Saved depth seems wrong

Question

Saved depth seems wrong

cnut1648 opened this issue a year ago · comments

Hello, thanks for the great work!

I am running your model on my custom dataset. However it seems that the saved depth from NYUv2 model is wrong. I think this might due to my misuse of your model's output. I have a script like this:

import os
import shutil
import torch
import numpy as np
import cv2
from tqdm import tqdm
from pathlib import Path
import sys, json
from PIL import Image
import torchvision.transforms.functional as TF
# I clone your repo and put to the place where I can directly import
sys.path.insert(0, str(Path(__file__).parent.resolve() / "idisc"))
from idisc.models.idisc import IDisc
from idisc.utils import (DICT_METRICS_DEPTH, DICT_METRICS_NORMALS,
                         RunningMetric, validate)
model = IDisc.build(json.load(open('idisc/configs/nyu/nyu_swinl.json')))
model.load_pretrained("idisc/nyu_swinlarge.pt")
model = model.to("cuda")
model.eval()


# read in image
image = np.asarray(Image.open(image_path))
image = TF.normalize(TF.to_tensor(image), **{"mean": [0.5, 0.5, 0.5], "std": [0.5, 0.5, 0.5]})
image = image.unsqueeze(0).to("cuda")

with torch.inference_mode():
    depth, *_ = model(image)

TF.to_pil_image(depth[0].cpu()).save(save_path)

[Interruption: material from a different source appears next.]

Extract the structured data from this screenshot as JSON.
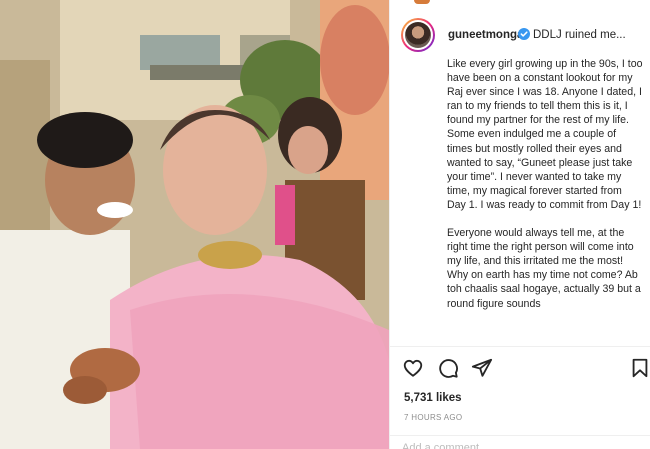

I am using Swin-Large model. The image_path is the path to this image

of size 224x224 (I uploaded the exact image in case you might need to debug this), DPT can generate depth like this

however the output of idisc swin-large is this

I believe I made some mistakes somewhere. I wonder if you can help me debug this.

Thanks!

Luigi Piccinelli · Answer 1 · Tue Aug 08 2023 19:27:54 GMT+0800 (China Standard Time)

Thank you for using our model.
I believe that the effect comes from the saving part, the output depth of our model is metrics depth, thus is has floating values from [0.0, +inf), which can result in PIL saving the image in the wrong format.
I suggest you first convert the scalar float values to RGB with a colormap transformation and then save it. You can look into idisc/utils/visualization.py, more specifically into colorize function. It accepts 2D inputs (e.g., (H, W) shaped numpy array), min and max values (for NYU is 0.01 and 10.0 meters), and the colormap name. For instance, "magma" is a good colormap choice since it has a perceptually increasing colormap and does not introduce wrong spurious contrasts.

One little nitpick: the model was trained with ImageNet normalization statistics, hence it would be better to normalize the RGB image with those, instead of the default ones, i.e., {"mean": [0.5, 0.5, 0.5], "std": [0.5, 0.5, 0.5]}

Jiashu Xu · Answer 2 · Wed Aug 09 2023 02:05:40 GMT+0800 (China Standard Time)

Hi @lpiccinelli-eth, this solves it!
Thank you so much for your response and detailed explanation!